On December 07, 2007

 

This restaurant-deli-entertainment lounge-coffee shop-juice bar is a definite asset

BY LARRY LIPSON> RESTAURANT CRITIC


Bringing a welcome touch of Florence, Italy, to Moorpark, the new Café Firenze appears to have quickly jarred a culinary nerve in the Simi Valley area.

The café's kitchen bakes its own bread, mixes up its own fresh ricotta, makes fettuccine and gnocchi from scratch, grills and sautes thick and juicy steaks, and serves up impressive pasta recipes never before seen in these parts.

The Florentine-emphasized cooking of chef Fabio Viviani at its best here results in a whole, deboned free-range chicken plate ($18.95) and a huge, shareable, 38-ounce, dry-aged ribeye steak ($58.95).

We opted however, for the "smaller" ribeye, an excellent Tuscan-style 18-ounce steak ($29.95), served one night, perfectly medium rare as ordered, rubbed effectively with fresh ground pepper, filling a large plate and definitely big enough to provide generous leftovers for a doggie bag.

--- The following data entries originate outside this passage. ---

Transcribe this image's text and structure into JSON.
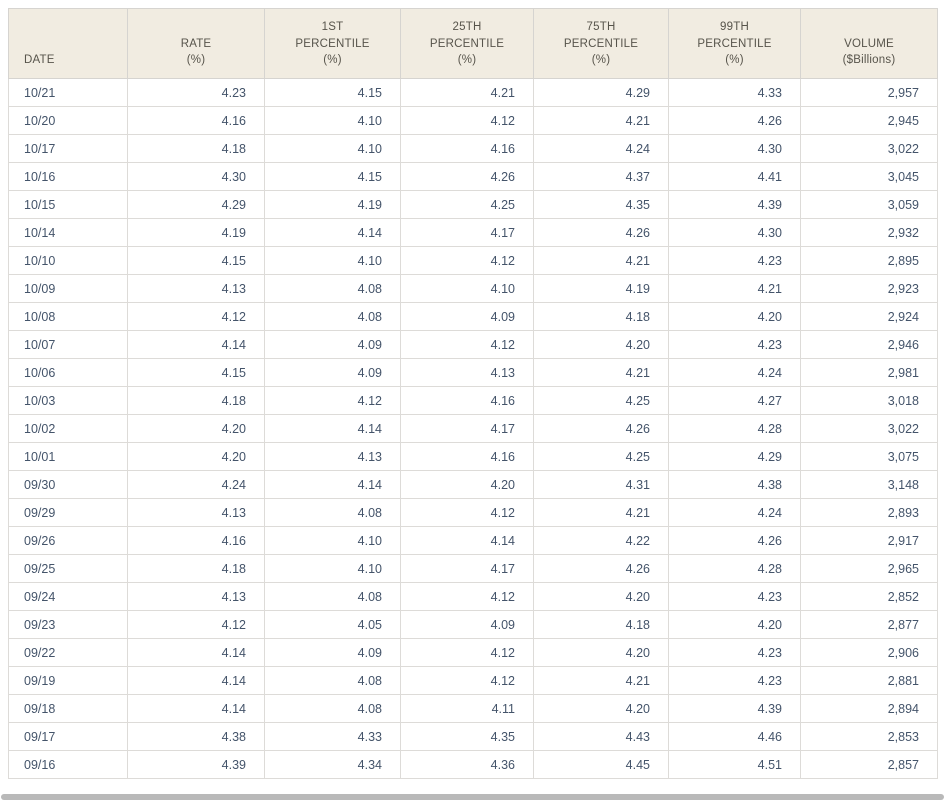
{
  "style": {
    "header_bg": "#f1ece1",
    "header_text": "#57544b",
    "body_text": "#44546a",
    "border": "#d6d4d0",
    "scrollbar": "#b9b9b9"
  },
  "chart_data": {
    "type": "table",
    "title": "",
    "columns": [
      "DATE",
      "RATE\n(%)",
      "1ST\nPERCENTILE\n(%)",
      "25TH\nPERCENTILE\n(%)",
      "75TH\nPERCENTILE\n(%)",
      "99TH\nPERCENTILE\n(%)",
      "VOLUME\n($Billions)"
    ],
    "rows": [
      [
        "10/21",
        "4.23",
        "4.15",
        "4.21",
        "4.29",
        "4.33",
        "2,957"
      ],
      [
        "10/20",
        "4.16",
        "4.10",
        "4.12",
        "4.21",
        "4.26",
        "2,945"
      ],
      [
        "10/17",
        "4.18",
        "4.10",
        "4.16",
        "4.24",
        "4.30",
        "3,022"
      ],
      [
        "10/16",
        "4.30",
        "4.15",
        "4.26",
        "4.37",
        "4.41",
        "3,045"
      ],
      [
        "10/15",
        "4.29",
        "4.19",
        "4.25",
        "4.35",
        "4.39",
        "3,059"
      ],
      [
        "10/14",
        "4.19",
        "4.14",
        "4.17",
        "4.26",
        "4.30",
        "2,932"
      ],
      [
        "10/10",
        "4.15",
        "4.10",
        "4.12",
        "4.21",
        "4.23",
        "2,895"
      ],
      [
        "10/09",
        "4.13",
        "4.08",
        "4.10",
        "4.19",
        "4.21",
        "2,923"
      ],
      [
        "10/08",
        "4.12",
        "4.08",
        "4.09",
        "4.18",
        "4.20",
        "2,924"
      ],
      [
        "10/07",
        "4.14",
        "4.09",
        "4.12",
        "4.20",
        "4.23",
        "2,946"
      ],
      [
        "10/06",
        "4.15",
        "4.09",
        "4.13",
        "4.21",
        "4.24",
        "2,981"
      ],
      [
        "10/03",
        "4.18",
        "4.12",
        "4.16",
        "4.25",
        "4.27",
        "3,018"
      ],
      [
        "10/02",
        "4.20",
        "4.14",
        "4.17",
        "4.26",
        "4.28",
        "3,022"
      ],
      [
        "10/01",
        "4.20",
        "4.13",
        "4.16",
        "4.25",
        "4.29",
        "3,075"
      ],
      [
        "09/30",
        "4.24",
        "4.14",
        "4.20",
        "4.31",
        "4.38",
        "3,148"
      ],
      [
        "09/29",
        "4.13",
        "4.08",
        "4.12",
        "4.21",
        "4.24",
        "2,893"
      ],
      [
        "09/26",
        "4.16",
        "4.10",
        "4.14",
        "4.22",
        "4.26",
        "2,917"
      ],
      [
        "09/25",
        "4.18",
        "4.10",
        "4.17",
        "4.26",
        "4.28",
        "2,965"
      ],
      [
        "09/24",
        "4.13",
        "4.08",
        "4.12",
        "4.20",
        "4.23",
        "2,852"
      ],
      [
        "09/23",
        "4.12",
        "4.05",
        "4.09",
        "4.18",
        "4.20",
        "2,877"
      ],
      [
        "09/22",
        "4.14",
        "4.09",
        "4.12",
        "4.20",
        "4.23",
        "2,906"
      ],
      [
        "09/19",
        "4.14",
        "4.08",
        "4.12",
        "4.21",
        "4.23",
        "2,881"
      ],
      [
        "09/18",
        "4.14",
        "4.08",
        "4.11",
        "4.20",
        "4.39",
        "2,894"
      ],
      [
        "09/17",
        "4.38",
        "4.33",
        "4.35",
        "4.43",
        "4.46",
        "2,853"
      ],
      [
        "09/16",
        "4.39",
        "4.34",
        "4.36",
        "4.45",
        "4.51",
        "2,857"
      ]
    ]
  }
}
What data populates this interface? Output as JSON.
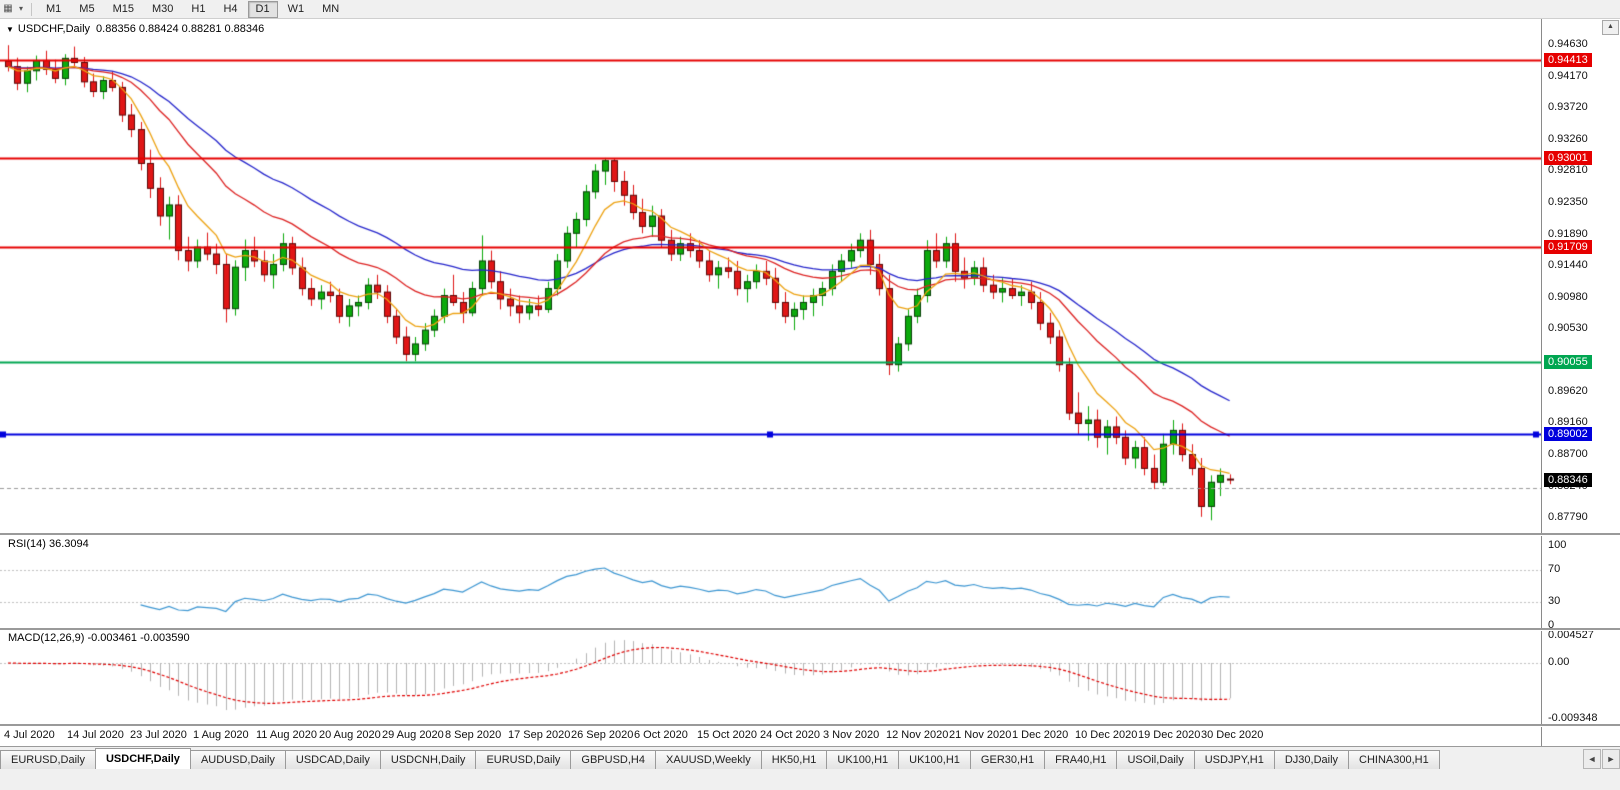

Ditto on the size of Café Firenze's special lamb osso buco ($24.95), a variation at the same price as the regular veal version, plated with a superbly satisfying saffron risotto and crunchy roasted vegetables.

As for beginnings, the daily soup ($6.95) could turn out to be a "verdura," or true vegetable rendition, a savory harmony of intense, individual flavors. Call it a markedly memorable minestrone.

Platters of prosciutto and melon with mozzarella ($13.95) here differ from the norm, one with the melon cooked and served warm. And there's an alternative prosciutto offering at the same price displaying tasty small rounded pieces of fried bread called "coccoli" and a creamy stracchino cheese. If you like, be canny as we were and ask for cream-infused burrata cheese instead. It's lovely.

Plenty of interesting pastas here. One of the better choices could be the tortellacci di zucca (pumpkin squash and ricotta-stuffed, much like ravioli, $12.95) in a creamy sage and butter sauce.

Of the untried ones, the malfatti dish of spinach gnocchi ($13.95) filled with ricotta cheese and plated with roasted porcinis and speck (smoked prosciutto) sounds like a must for the next time here.

Café Firenze obviously provides a good reason to visit Moorpark, particularly if you haven't had the opportunity to get to Italy lately.

Rating:

At its best: This multifaceted restaurant-deli-entertainment lounge-coffee shop-juice bar is definitely a huge gastronomic asset to this Simi Valley 'burb, but only as long as it keeps its strong Florentine roots.

Could be better: Separating the somewhat intrusively loud rock music entertainment from the dining room would enhance the totality of the Café Firenze food experience.